There may be a good deal of dancing between American and Canadian stats in the next few paragraphs. Last week, I was the only hoser invited on an exclusive trip with a handful of other auto writers, all of whom make music for a hobby – some of us at the High Country level, others like me nearer the depressingly titled LT Cloth. Chevy invited us on a musical mystery tour which includes making and recording music.

The reason? The Chevrolet name has a long history with popular music. For decades country and pop artists sang about Chevy without prompting. Lately Chevy’s marketers have begun to bank on all that publicity.

These drive events have become what Chevy’s PR people call a trend, this being the third year running that they’ve hosted one. The first two musical tours were based in Nashville. This particular trip starts in Los Angeles, California – specifically the Sunset Marquis Hotel in West Hollywood, whose legendary music stories stack higher than the hills – and rocks and rolls into the desert near Palm Springs.

Four hours through the California desert

Back to trends, Chevrolet USA is currently enjoying a three-year increase in brand recognition and sales. Moreover, sales are increasing in less traditionally Chevy-friendly markets like San Francisco, Miami, New York, Boston, Austin and, yes, in LA, where our day begins.

They’ve noticed a gap in this urban mid-size SUV market, where they could probably up-sell more baubles to buyers. It would appear that urban Traverse customers are leaving money on the table. Hence, these new trims.

Talking about city drivers, I think the Traverse is a huge beast – but when compared with such elephantine enormities as its sister Suburban, the Ford Expedition, or Toyota Sequoia, you appreciate what an arms race auto sales can be.

The beastly Traverse RS has an appropriately pushy engine: a 2.0-litre turbo four-cylinder. Paired with a nine-speed automatic transmission, this direct-injected four-banger’s capable of 257 horsepower and 295 lb-ft of torque. To allay fears of turbo lag, 90 percent of that peak torque can catapult you past desert cacti at as low as 2,100 cycles. (Being smaller, the engine features better mileage stats than the other Traverse trim’s 3.6L V6.)

Torquey and tanky, the RS proudly sports its own look

To this urban driver, the Traverse feels like a truck – or maybe a tank. The RS trim exacerbates the visual effect with unique design elements: a front fascia like Joe Cocker’s pugnacious out-thrust mandible; rocker panels like Jimi Hendrix’s bellbottoms; brilliantly painted, upsized 20-inch aluminum wheels; and a rear spoiler.

Meanwhile, black accents abound. Note the groovy black Chevrolet bowtie-logos (versus the often-clashing corporate yellowy gold; every gentleman knows that black goes with everything). Then there’s the black roof rails, black ice grille, black window surrounds, and black fog light bezel.

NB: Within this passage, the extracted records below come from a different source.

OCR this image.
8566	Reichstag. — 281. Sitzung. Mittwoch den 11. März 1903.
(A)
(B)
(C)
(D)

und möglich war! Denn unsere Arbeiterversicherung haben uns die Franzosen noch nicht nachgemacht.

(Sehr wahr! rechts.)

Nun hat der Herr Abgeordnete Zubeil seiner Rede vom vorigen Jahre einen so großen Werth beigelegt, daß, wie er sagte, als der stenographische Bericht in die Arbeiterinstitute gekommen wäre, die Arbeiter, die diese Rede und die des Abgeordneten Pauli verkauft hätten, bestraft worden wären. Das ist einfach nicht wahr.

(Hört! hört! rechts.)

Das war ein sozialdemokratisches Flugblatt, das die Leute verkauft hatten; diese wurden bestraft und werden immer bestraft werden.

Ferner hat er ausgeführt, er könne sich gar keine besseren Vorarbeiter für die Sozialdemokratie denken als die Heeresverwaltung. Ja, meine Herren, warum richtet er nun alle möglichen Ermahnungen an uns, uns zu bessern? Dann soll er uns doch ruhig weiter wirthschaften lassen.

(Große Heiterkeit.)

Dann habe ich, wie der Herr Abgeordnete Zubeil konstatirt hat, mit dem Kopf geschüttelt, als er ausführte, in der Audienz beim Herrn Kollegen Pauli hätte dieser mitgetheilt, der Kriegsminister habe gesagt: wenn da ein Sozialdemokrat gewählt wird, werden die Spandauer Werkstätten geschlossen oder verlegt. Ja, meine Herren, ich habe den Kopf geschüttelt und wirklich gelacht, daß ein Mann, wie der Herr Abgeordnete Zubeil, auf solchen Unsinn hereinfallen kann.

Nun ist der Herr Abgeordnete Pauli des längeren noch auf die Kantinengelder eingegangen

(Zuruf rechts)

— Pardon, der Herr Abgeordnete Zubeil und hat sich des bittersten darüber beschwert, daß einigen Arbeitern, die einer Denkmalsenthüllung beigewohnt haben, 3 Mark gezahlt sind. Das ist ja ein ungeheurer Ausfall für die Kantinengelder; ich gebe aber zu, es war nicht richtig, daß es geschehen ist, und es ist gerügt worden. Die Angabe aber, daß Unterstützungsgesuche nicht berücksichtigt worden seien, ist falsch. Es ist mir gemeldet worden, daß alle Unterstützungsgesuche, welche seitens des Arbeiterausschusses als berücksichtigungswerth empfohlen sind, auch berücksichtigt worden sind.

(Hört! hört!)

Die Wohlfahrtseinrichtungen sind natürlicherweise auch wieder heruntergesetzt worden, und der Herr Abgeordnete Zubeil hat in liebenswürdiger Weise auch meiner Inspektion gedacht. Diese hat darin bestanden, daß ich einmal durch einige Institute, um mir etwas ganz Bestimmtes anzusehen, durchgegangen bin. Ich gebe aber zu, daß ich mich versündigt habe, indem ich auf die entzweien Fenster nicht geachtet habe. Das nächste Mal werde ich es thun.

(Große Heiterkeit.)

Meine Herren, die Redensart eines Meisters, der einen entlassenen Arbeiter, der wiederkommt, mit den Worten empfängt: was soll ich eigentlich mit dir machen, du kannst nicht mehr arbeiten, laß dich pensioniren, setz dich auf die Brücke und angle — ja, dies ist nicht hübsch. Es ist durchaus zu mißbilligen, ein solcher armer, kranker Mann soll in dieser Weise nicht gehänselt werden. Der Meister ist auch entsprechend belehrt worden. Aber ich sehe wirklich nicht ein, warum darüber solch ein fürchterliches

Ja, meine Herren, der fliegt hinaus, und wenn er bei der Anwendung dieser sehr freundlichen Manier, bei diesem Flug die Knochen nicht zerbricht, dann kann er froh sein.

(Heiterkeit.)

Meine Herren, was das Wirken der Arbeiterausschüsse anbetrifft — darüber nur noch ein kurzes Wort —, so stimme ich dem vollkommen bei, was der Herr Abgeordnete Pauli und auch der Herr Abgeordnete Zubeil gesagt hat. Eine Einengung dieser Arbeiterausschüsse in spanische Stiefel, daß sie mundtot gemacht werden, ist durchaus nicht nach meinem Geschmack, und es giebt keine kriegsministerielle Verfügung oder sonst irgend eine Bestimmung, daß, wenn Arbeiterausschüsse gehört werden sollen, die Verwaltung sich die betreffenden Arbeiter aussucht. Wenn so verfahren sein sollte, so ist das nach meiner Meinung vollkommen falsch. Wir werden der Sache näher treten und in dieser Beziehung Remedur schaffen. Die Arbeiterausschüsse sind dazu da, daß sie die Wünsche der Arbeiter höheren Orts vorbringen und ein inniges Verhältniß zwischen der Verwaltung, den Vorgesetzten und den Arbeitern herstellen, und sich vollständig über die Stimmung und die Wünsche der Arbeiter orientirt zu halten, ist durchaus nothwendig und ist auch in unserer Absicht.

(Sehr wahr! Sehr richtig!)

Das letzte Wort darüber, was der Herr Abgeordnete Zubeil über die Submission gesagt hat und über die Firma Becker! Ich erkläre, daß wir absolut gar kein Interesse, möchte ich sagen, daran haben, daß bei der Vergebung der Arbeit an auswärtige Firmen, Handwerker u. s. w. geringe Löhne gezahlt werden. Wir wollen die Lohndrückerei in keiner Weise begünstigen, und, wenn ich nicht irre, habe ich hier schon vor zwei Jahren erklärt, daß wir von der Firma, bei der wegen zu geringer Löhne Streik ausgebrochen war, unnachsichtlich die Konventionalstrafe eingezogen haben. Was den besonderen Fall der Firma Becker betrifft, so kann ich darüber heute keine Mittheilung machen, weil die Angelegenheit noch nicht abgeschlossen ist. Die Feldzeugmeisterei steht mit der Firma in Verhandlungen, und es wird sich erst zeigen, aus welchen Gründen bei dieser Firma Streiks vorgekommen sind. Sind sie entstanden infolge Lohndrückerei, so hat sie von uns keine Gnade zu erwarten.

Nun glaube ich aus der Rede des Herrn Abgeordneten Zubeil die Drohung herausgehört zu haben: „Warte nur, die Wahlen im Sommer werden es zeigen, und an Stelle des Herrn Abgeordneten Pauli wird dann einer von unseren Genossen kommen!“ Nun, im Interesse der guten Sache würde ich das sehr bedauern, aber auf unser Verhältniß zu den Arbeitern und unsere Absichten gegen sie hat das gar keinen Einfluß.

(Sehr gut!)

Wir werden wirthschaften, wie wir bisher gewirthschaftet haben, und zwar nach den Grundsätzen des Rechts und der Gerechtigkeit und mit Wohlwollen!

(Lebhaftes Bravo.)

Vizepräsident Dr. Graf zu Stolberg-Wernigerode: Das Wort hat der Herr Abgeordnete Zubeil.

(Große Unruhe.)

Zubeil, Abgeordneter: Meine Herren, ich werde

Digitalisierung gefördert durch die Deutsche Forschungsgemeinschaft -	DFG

As mentioned, the ride is trucky. (Without needing to collapse the backseats, the trunk easily accommodates a backpack, cleverly cached beneath the floor, plus a suitcase and oversized protective guitar case for a gorgeous and ancient acoustic Gibson.) Braking requires some planning, though breaking away from traffic is surprisingly easy. There’s plenty of room in the back seat for bandmates.

We’re on a tight schedule, moving due east from West Hollywood across LA into high desert. After the brief morning ride, packed as the day is with music-related activities, there isn’t time to experiment with the Traverse’s off-roading capabilities. (But this vehicle’s bull’s-eye buyer lives in town and probably doesn’t get off-road much.)

Some standards that come with the RS trim include a Bose premium 10-speaker audio system, rear camera mirror, surround vision, and effective navigation, which snaked us 140 miles to Janky Acres, an 11-acre desert getaway replete with scores of Joshua trees. Yes, Joshua trees. You’re thinking of U2 right now, aren’t you?

Let’s reprise Chevrolet and its long-time associations with music.

The bowtie brand and pop music have a deep connection. The mention of Chevy in popular songs totals well over a thousand if you include its sub-brands – and not just yer baccy-chawin’ country-truckin’ stuff. Consider Prince’s classic Little Red Corvette, which was much too fast, baby. Or The Dead Milkmen’s punk elegy Bitchin’ Camaro, wherein the hero runs over his neighbour but gets off in court “because my dad’s the mayor.”

The point? Between such examples as Bitchin’ Camaro and Little Red Corvette, it’s easy to forget how many Chevy models contain their own mythology.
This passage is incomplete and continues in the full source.